JA des St. Galler Kirchenrats zum Stammzellenforschungsgesetz

Der Kirchenrat der Evangelisch-reformierten Kirche des Kantons St. Gallen sagt "Ja"; zur Abstimmungsvorlage betreffend die Forschung an embryonalen Stammzellen. Er übernimmt damit die Haltung des Schweizerischen Evangelischen Kirchenbundes, der nach gründlicher Abwägung von Stärken und Schwächen das vorliegende Gesetz befürwortet.
 
Es geht um ein sehr heikles Gebiet. Als Folge der medizinisch-technischen Entwicklung haben sich neue Möglichkeiten ergeben. Bleibt der Kinderwunsch eines Paars unerfüllt, ist es heute möglich, Eizellen ausserhalb des Mutterleibes zu befruchten. Nicht alle werden dann in die Gebärmutter eingesetzt, einige bleiben also übrig.
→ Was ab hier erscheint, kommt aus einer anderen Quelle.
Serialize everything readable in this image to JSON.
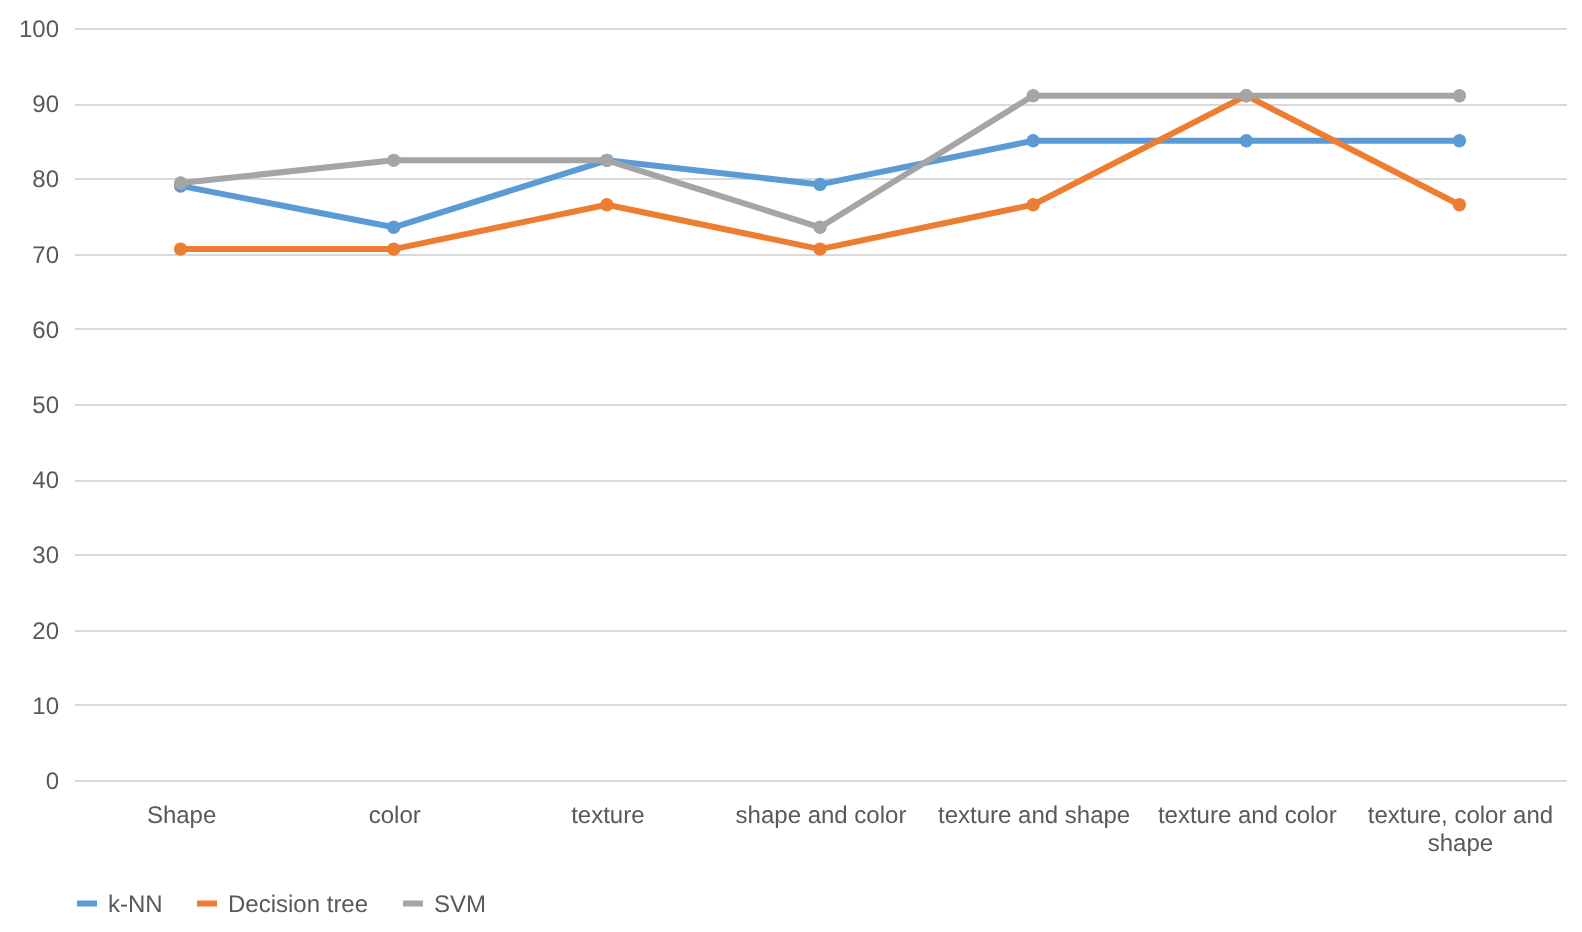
{
  "chart_data": {
    "type": "line",
    "categories": [
      "Shape",
      "color",
      "texture",
      "shape and color",
      "texture and shape",
      "texture and color",
      "texture, color and shape"
    ],
    "series": [
      {
        "name": "k-NN",
        "color": "#5b9bd5",
        "values": [
          79.0,
          73.5,
          82.4,
          79.2,
          85.0,
          85.0,
          85.0
        ]
      },
      {
        "name": "Decision tree",
        "color": "#ed7d31",
        "values": [
          70.6,
          70.6,
          76.5,
          70.6,
          76.5,
          91.0,
          76.5
        ]
      },
      {
        "name": "SVM",
        "color": "#a5a5a5",
        "values": [
          79.4,
          82.4,
          82.4,
          73.5,
          91.0,
          91.0,
          91.0
        ]
      }
    ],
    "ylim": [
      0,
      100
    ],
    "yticks": [
      0,
      10,
      20,
      30,
      40,
      50,
      60,
      70,
      80,
      90,
      100
    ],
    "grid": "y",
    "legend": "bottom",
    "marker": "circle",
    "line_style": "solid"
  }
}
Bisher wurden diese vernichtet. Die Forschung zeigt, dass diese so genannten Stammzellen Chancen für Heilungs-Schritte bieten, gerade auch bei bisher unheilbaren Krankheiten. Was darf die medizinische Forschung, was nicht? Das vorliegende Gesetz regelt diese Frage.
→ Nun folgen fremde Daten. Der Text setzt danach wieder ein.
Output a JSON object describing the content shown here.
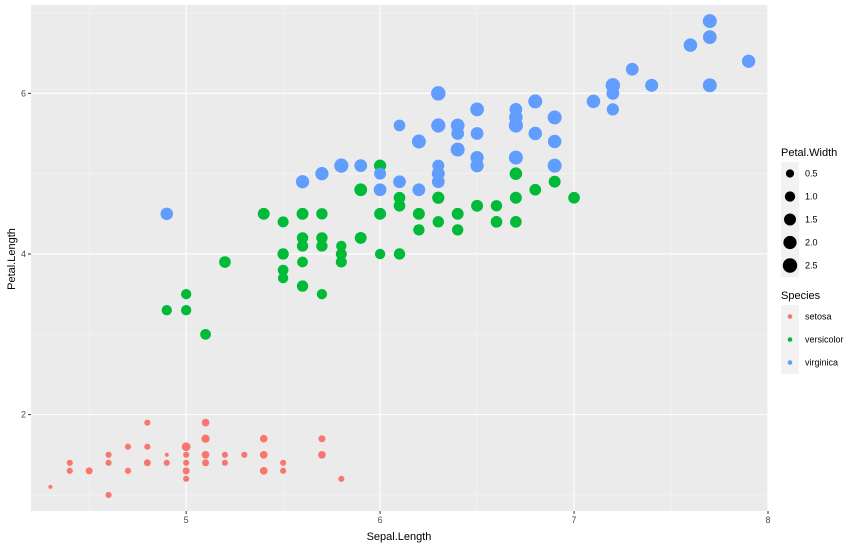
{
  "chart_data": {
    "type": "scatter",
    "xlabel": "Sepal.Length",
    "ylabel": "Petal.Length",
    "xlim": [
      4.2,
      8.0
    ],
    "ylim": [
      0.8,
      7.1
    ],
    "x_ticks": [
      5,
      6,
      7,
      8
    ],
    "y_ticks": [
      2,
      4,
      6
    ],
    "grid": true,
    "legend_position": "right",
    "size_legend": {
      "title": "Petal.Width",
      "values": [
        0.5,
        1.0,
        1.5,
        2.0,
        2.5
      ],
      "labels": [
        "0.5",
        "1.0",
        "1.5",
        "2.0",
        "2.5"
      ]
    },
    "color_legend": {
      "title": "Species"
    },
    "series": [
      {
        "name": "setosa",
        "color": "#F8766D",
        "points": [
          [
            4.3,
            1.1,
            0.1
          ],
          [
            4.4,
            1.3,
            0.2
          ],
          [
            4.4,
            1.4,
            0.2
          ],
          [
            4.5,
            1.3,
            0.3
          ],
          [
            4.6,
            1.0,
            0.2
          ],
          [
            4.6,
            1.4,
            0.2
          ],
          [
            4.6,
            1.5,
            0.2
          ],
          [
            4.7,
            1.3,
            0.2
          ],
          [
            4.7,
            1.6,
            0.2
          ],
          [
            4.8,
            1.4,
            0.3
          ],
          [
            4.8,
            1.6,
            0.2
          ],
          [
            4.8,
            1.9,
            0.2
          ],
          [
            4.9,
            1.4,
            0.2
          ],
          [
            4.9,
            1.5,
            0.1
          ],
          [
            5.0,
            1.2,
            0.2
          ],
          [
            5.0,
            1.3,
            0.3
          ],
          [
            5.0,
            1.4,
            0.2
          ],
          [
            5.0,
            1.5,
            0.2
          ],
          [
            5.0,
            1.6,
            0.6
          ],
          [
            5.1,
            1.4,
            0.3
          ],
          [
            5.1,
            1.5,
            0.4
          ],
          [
            5.1,
            1.7,
            0.5
          ],
          [
            5.1,
            1.9,
            0.4
          ],
          [
            5.2,
            1.4,
            0.2
          ],
          [
            5.2,
            1.5,
            0.2
          ],
          [
            5.3,
            1.5,
            0.2
          ],
          [
            5.4,
            1.3,
            0.4
          ],
          [
            5.4,
            1.5,
            0.4
          ],
          [
            5.4,
            1.7,
            0.4
          ],
          [
            5.5,
            1.3,
            0.2
          ],
          [
            5.5,
            1.4,
            0.2
          ],
          [
            5.7,
            1.5,
            0.4
          ],
          [
            5.7,
            1.7,
            0.3
          ],
          [
            5.8,
            1.2,
            0.2
          ]
        ]
      },
      {
        "name": "versicolor",
        "color": "#00BA38",
        "points": [
          [
            4.9,
            3.3,
            1.0
          ],
          [
            5.0,
            3.3,
            1.0
          ],
          [
            5.0,
            3.5,
            1.0
          ],
          [
            5.1,
            3.0,
            1.1
          ],
          [
            5.2,
            3.9,
            1.4
          ],
          [
            5.4,
            4.5,
            1.5
          ],
          [
            5.5,
            3.7,
            1.0
          ],
          [
            5.5,
            3.8,
            1.1
          ],
          [
            5.5,
            4.0,
            1.3
          ],
          [
            5.5,
            4.4,
            1.2
          ],
          [
            5.6,
            3.6,
            1.3
          ],
          [
            5.6,
            3.9,
            1.1
          ],
          [
            5.6,
            4.1,
            1.3
          ],
          [
            5.6,
            4.2,
            1.3
          ],
          [
            5.6,
            4.5,
            1.5
          ],
          [
            5.7,
            3.5,
            1.0
          ],
          [
            5.7,
            4.1,
            1.3
          ],
          [
            5.7,
            4.2,
            1.3
          ],
          [
            5.7,
            4.5,
            1.3
          ],
          [
            5.8,
            3.9,
            1.2
          ],
          [
            5.8,
            4.0,
            1.2
          ],
          [
            5.8,
            4.1,
            1.0
          ],
          [
            5.9,
            4.2,
            1.5
          ],
          [
            5.9,
            4.8,
            1.8
          ],
          [
            6.0,
            4.0,
            1.0
          ],
          [
            6.0,
            4.5,
            1.5
          ],
          [
            6.0,
            5.1,
            1.6
          ],
          [
            6.1,
            4.0,
            1.3
          ],
          [
            6.1,
            4.6,
            1.4
          ],
          [
            6.1,
            4.7,
            1.4
          ],
          [
            6.2,
            4.3,
            1.3
          ],
          [
            6.2,
            4.5,
            1.5
          ],
          [
            6.3,
            4.4,
            1.3
          ],
          [
            6.3,
            4.7,
            1.6
          ],
          [
            6.3,
            4.9,
            1.5
          ],
          [
            6.4,
            4.3,
            1.3
          ],
          [
            6.4,
            4.5,
            1.5
          ],
          [
            6.5,
            4.6,
            1.5
          ],
          [
            6.6,
            4.4,
            1.4
          ],
          [
            6.6,
            4.6,
            1.3
          ],
          [
            6.7,
            4.4,
            1.4
          ],
          [
            6.7,
            4.7,
            1.5
          ],
          [
            6.7,
            5.0,
            1.7
          ],
          [
            6.8,
            4.8,
            1.4
          ],
          [
            6.9,
            4.9,
            1.5
          ],
          [
            7.0,
            4.7,
            1.4
          ]
        ]
      },
      {
        "name": "virginica",
        "color": "#619CFF",
        "points": [
          [
            4.9,
            4.5,
            1.7
          ],
          [
            5.6,
            4.9,
            2.0
          ],
          [
            5.7,
            5.0,
            2.0
          ],
          [
            5.8,
            5.1,
            2.4
          ],
          [
            5.9,
            5.1,
            1.8
          ],
          [
            6.0,
            4.8,
            1.8
          ],
          [
            6.0,
            5.0,
            1.5
          ],
          [
            6.1,
            4.9,
            1.8
          ],
          [
            6.1,
            5.6,
            1.4
          ],
          [
            6.2,
            4.8,
            1.8
          ],
          [
            6.2,
            5.4,
            2.3
          ],
          [
            6.3,
            4.9,
            1.8
          ],
          [
            6.3,
            5.0,
            1.9
          ],
          [
            6.3,
            5.1,
            1.5
          ],
          [
            6.3,
            5.6,
            2.4
          ],
          [
            6.3,
            6.0,
            2.5
          ],
          [
            6.4,
            5.3,
            2.3
          ],
          [
            6.4,
            5.5,
            1.8
          ],
          [
            6.4,
            5.6,
            2.2
          ],
          [
            6.5,
            5.1,
            2.0
          ],
          [
            6.5,
            5.2,
            2.0
          ],
          [
            6.5,
            5.5,
            1.8
          ],
          [
            6.5,
            5.8,
            2.2
          ],
          [
            6.7,
            5.2,
            2.3
          ],
          [
            6.7,
            5.6,
            2.4
          ],
          [
            6.7,
            5.7,
            2.1
          ],
          [
            6.7,
            5.8,
            1.8
          ],
          [
            6.8,
            5.5,
            2.1
          ],
          [
            6.8,
            5.9,
            2.3
          ],
          [
            6.9,
            5.1,
            2.3
          ],
          [
            6.9,
            5.4,
            2.1
          ],
          [
            6.9,
            5.7,
            2.3
          ],
          [
            7.1,
            5.9,
            2.1
          ],
          [
            7.2,
            5.8,
            1.6
          ],
          [
            7.2,
            6.0,
            1.8
          ],
          [
            7.2,
            6.1,
            2.5
          ],
          [
            7.3,
            6.3,
            1.8
          ],
          [
            7.4,
            6.1,
            1.9
          ],
          [
            7.6,
            6.6,
            2.1
          ],
          [
            7.7,
            6.1,
            2.3
          ],
          [
            7.7,
            6.7,
            2.2
          ],
          [
            7.7,
            6.9,
            2.3
          ],
          [
            7.9,
            6.4,
            2.0
          ]
        ]
      }
    ]
  }
}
Aus der Sicht des Kirchenrates spricht für die Vorlage:
Das Gesetz regelt sehr präzis und restriktiv, wann und unter welchen Bedingungen Stammzellen verwendet werden dürfen. Jedes Forschungsvorhaben muss einzeln geprüft und vom Staat bewilligt werden. Das Paar, um dessen Kinderwunsch es ging, muss einverstanden sein. Klonen von menschlichen Zellen ist verboten. Ein- und Ausfuhr sind geregelt. Kommerzielle Ziele als Grund genügen nicht, es muss um mögliche Schritte zur Entwicklung von Heilverfahren gehen.
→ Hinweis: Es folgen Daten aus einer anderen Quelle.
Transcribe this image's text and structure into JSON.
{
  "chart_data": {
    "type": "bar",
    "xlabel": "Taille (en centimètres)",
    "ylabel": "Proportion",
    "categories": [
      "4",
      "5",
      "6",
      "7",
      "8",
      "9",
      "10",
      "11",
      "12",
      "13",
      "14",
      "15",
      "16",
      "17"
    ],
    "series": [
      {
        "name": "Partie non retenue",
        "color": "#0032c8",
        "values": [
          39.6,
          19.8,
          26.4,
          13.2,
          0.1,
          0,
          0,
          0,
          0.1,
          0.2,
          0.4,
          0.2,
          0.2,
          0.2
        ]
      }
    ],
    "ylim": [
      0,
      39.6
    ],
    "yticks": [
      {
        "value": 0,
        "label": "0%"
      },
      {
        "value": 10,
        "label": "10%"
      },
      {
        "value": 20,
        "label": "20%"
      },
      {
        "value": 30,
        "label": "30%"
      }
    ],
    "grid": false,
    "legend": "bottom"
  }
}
Trotzdem nimmt der Rat die Bedenken gegen das Gesetz ernst: Eine Grenze wird hinausgeschoben, neue Möglichkeiten für menschliches Handeln öffnen sich - ist das zu verantworten, vor Menschen und vor dem Gott, der Schöpfer allen Lebens ist? Genügen die Sicherungen vor Missbrauch? Garantien gibt es nicht. Aber die genannten Einschränkungen im Gesetz sind seiner Ansicht nach stark und klar genug.